Cuando nos pusimos de novios, en mi primer cumpleaños me regaló este anillito con un brillantito, es lo único que me queda de aquella época, lo tengo siempre puesto, aunque no soy amiga de las joyas y esas cosas, y nunca las tuve porque con Héctor jamás tuvimos plata, él nunca tenía nada. Al mes de comprometernos le publicaron ese cuento, en el año 43, que se llamaba «Truila y Miltar». Sucedió que un compañero de él de la facultad, José Santos Gollán, le pedía siempre escritos para leer. Entonces Héctor le dio este cuento y su amigo se lo dio a su padre, que era editor del diario La Prensa. ¡Y se lo publicaron!
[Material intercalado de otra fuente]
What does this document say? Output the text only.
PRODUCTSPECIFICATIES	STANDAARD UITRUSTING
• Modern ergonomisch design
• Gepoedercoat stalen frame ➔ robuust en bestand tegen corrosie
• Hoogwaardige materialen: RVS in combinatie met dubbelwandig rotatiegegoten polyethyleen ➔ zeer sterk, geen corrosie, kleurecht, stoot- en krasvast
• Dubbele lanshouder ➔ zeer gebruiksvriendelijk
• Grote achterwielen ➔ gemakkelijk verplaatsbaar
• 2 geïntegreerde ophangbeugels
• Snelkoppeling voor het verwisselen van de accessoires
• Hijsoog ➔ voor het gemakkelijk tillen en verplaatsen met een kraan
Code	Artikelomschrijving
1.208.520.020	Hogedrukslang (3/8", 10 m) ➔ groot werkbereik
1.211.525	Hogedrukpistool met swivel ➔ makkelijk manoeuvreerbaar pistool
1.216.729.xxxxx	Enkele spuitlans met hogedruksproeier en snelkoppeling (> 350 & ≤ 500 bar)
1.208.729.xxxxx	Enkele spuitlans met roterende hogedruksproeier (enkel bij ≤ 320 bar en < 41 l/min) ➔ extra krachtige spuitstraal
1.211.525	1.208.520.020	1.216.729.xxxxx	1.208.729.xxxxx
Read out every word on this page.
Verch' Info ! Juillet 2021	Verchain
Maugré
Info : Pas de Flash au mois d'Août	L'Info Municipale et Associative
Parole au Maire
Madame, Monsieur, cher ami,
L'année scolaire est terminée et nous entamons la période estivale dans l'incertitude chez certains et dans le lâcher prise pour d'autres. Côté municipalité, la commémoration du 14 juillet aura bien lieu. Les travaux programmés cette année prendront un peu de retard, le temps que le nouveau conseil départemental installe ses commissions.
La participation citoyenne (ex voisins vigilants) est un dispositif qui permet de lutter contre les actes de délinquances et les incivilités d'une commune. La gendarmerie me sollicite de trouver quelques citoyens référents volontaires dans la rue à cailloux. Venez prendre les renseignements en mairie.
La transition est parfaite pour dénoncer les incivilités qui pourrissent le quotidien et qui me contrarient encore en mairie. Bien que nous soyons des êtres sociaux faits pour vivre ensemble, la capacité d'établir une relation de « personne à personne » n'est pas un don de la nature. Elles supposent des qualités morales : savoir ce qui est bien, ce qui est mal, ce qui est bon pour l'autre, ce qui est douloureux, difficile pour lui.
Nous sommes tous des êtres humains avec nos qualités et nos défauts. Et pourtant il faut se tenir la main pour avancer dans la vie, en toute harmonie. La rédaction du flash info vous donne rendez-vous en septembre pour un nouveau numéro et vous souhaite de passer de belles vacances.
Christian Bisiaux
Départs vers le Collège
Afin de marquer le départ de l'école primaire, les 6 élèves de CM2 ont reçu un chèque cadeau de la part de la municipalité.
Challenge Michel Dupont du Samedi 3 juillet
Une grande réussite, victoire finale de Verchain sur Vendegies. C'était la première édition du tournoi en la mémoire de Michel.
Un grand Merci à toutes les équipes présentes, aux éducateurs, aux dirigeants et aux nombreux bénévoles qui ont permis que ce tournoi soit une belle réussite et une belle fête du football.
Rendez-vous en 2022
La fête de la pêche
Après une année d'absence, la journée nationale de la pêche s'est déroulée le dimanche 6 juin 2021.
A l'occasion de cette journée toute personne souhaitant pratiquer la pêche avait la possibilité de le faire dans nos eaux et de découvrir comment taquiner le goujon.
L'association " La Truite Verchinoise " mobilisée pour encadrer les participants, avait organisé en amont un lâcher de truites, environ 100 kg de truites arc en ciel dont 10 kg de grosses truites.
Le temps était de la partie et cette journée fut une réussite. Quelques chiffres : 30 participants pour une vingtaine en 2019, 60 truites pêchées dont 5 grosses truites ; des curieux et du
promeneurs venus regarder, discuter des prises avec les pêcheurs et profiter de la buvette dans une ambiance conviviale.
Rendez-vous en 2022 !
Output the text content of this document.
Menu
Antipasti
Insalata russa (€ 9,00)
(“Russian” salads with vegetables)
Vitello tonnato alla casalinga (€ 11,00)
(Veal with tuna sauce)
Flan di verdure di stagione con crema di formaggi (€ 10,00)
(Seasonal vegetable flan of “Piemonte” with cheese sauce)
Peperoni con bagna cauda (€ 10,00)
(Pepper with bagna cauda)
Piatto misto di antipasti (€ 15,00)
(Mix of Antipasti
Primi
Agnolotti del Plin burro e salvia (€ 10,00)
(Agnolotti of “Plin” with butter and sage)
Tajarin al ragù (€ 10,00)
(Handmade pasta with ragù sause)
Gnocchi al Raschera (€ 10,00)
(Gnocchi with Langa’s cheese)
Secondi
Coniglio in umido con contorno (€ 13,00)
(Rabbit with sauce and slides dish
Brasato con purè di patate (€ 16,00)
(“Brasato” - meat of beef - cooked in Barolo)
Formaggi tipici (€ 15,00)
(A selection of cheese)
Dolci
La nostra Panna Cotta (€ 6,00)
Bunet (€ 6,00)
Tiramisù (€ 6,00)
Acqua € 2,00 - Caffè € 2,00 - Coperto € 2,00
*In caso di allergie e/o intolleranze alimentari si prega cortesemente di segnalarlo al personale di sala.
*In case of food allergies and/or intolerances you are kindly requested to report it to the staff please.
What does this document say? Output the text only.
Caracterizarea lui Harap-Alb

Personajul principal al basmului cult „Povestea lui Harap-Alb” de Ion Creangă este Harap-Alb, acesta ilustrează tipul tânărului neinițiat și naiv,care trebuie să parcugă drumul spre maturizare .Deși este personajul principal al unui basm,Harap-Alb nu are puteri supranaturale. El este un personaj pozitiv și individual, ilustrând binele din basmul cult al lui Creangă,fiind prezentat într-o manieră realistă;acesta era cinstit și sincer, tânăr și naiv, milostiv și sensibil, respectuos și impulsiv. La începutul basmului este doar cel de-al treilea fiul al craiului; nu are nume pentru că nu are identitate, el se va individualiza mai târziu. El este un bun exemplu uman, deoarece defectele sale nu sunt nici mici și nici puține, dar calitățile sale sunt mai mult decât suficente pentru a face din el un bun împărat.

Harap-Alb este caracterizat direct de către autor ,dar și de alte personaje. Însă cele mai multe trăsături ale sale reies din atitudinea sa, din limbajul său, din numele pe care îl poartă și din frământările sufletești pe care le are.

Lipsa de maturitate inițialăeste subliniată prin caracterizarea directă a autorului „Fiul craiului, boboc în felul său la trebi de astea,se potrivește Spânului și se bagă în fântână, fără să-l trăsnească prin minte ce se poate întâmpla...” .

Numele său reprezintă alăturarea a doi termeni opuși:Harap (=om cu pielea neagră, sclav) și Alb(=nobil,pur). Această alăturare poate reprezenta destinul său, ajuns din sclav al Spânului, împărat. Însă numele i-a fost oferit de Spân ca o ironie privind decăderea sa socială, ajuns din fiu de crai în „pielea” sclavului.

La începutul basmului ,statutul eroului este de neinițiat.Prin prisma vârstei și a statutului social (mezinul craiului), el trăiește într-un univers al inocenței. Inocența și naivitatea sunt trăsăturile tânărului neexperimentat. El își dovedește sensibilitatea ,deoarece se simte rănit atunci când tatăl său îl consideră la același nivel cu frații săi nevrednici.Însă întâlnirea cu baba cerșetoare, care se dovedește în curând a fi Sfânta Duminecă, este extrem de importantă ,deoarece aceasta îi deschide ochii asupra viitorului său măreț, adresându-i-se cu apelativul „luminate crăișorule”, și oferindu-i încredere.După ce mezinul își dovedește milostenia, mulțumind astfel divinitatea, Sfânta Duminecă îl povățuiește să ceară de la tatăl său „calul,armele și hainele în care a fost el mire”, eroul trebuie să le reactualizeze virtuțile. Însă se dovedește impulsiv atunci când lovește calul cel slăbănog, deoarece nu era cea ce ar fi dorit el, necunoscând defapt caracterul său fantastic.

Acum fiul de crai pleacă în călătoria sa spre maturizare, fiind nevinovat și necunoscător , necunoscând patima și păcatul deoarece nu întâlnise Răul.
En ese tiempo él estudiaba Geología, pero tenía la carrera medio abandonada, sólo iba al cine, leía, estaba con amigos, y tenía problemas en la relación con su papá, que era un hombre muy enérgico y veía que su hijo no agarraba ningún camino. Pero parece que el amor lo impulsó a estudiar: con ese tema estuvimos cuatro años de novios. Yo no llegué a terminar la escuela secundaria porque pasé a la escuela nacional de música con el profesorado de armonía y empecé a estudiar piano porque mi hermana era muy buena pianista. En realidad yo tenía pasión por la danza, pero sabía que en mi mundo no iba a funcionar como bailarina, estaba destinada a ser la chica esquema de aquella época, y el mundo en ese entonces era muy limitado para una chica, una chica debía reunir ciertas condiciones. El padre era macanudísimo, nos queríamos mucho, teníamos una relación muy particular. Cuando nos pusimos de novios, Héctor llevó una foto mía y se la dio a la madre y le dice a su marido ¡mirá Fernando, con lo que nos vino Tito! Porque en la casa le decían Tito, yo siempre le dije Héctor. Y cuando el padre vio la foto dijo, ah no, esta foto me la quedo yo, esa chica es para mí, y la puso en su mesa de luz. Ahí se dio algo muy simpático entre los dos porque yo era muy dada y me encantó el viejo, era medio criollazo; como había trabajado en el campo toda la vida, estaba todo el tiempo con gente campesina. Tenían campos en la provincia de Buenos Aires, no sé bien dónde… Héctor vivió un tiempo en el campo, de chico, cuando la familia tuvo problemas económicos. Y en Rosario. Ellos eran dos varones y tres mujeres. Después volvieron. Parece que el padre tenía cierta simpatía por los alemanes en la guerra, nada serio, y con Héctor chocaban, porque Héctor era todo lo contrario. Conmigo, en cambio, el viejo era divino, y se tranquilizó porque vio que el hijo empezaba a encaminarse.